Give it another shot. This show is very much about the dynamics between the characters. That’s something that you really can’t get a clear picture of after only 1 episode. Grey’s is consistantly well written and the acting is often incredible.
It has the ability to make you laugh in one scene and cry in the next.
Like Earthworm Jim, I saw the previews & thought I’d give Grey’s Anatomy a shot. And like EJ, I thought a Code Black was going to turn out to be some kind of eeevil pathogen.
Honey- yes, it’s well-acted but I did more than one :rolleyes: in an hour for my liking. Frankly, what appealed to me the most is the actress who was in Sideways. She’s great. However, I can live without her, and the disappointing predictability of a network drama.

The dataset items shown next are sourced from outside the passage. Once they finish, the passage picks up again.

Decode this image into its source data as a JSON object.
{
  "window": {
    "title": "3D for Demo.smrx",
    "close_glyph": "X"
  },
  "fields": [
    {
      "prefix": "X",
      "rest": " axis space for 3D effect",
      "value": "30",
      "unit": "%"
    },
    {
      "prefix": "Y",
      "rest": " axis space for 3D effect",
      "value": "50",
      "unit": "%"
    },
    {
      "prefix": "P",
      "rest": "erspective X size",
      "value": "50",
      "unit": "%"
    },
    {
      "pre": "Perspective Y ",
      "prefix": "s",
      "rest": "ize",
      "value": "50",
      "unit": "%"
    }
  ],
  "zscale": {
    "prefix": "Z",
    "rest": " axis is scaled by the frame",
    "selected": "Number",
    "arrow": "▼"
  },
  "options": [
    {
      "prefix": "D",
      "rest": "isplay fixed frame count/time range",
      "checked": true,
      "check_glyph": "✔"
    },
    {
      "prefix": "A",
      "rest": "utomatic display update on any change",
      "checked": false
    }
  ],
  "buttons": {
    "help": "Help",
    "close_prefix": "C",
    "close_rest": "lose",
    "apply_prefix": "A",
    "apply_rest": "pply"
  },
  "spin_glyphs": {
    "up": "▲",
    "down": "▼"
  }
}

I’ll stick to Trauma: Life In The ER and other Discovery Health shows for medical drama. Real medicine without the contrived plots within plots.
What really bugged me about this episode was how Alec ran allllll the way upstairs to the OR when he figured out there was a bomb inside the patient. Why didn’ t he just pick up the phone and call? That’s how the crisis (“Code Black”) was handled later on in the episode when the other OR was notified. I suppose a phone call wouldn’t have been quite as dramatic as a breathless “up the stairs and down the endless hall will he make it on time, oh no, they might all blow up!” scene though.
Fact check: is a bazooka shell really so dangerous to require such a huge evacuation? I wouldn’t think it could injure anyone beyond the immediate room.
I like this show better than Desperate Housewives, but it’s starting to fall into the typical drama-show trap: adding plot twists and non-sequiturs in order to build emotion and suspense. That totally turns me off.
I wondered about this at the time, but it made a little more sense you realize he was trying to get specifically to that doctor in time, and to not cause a panic.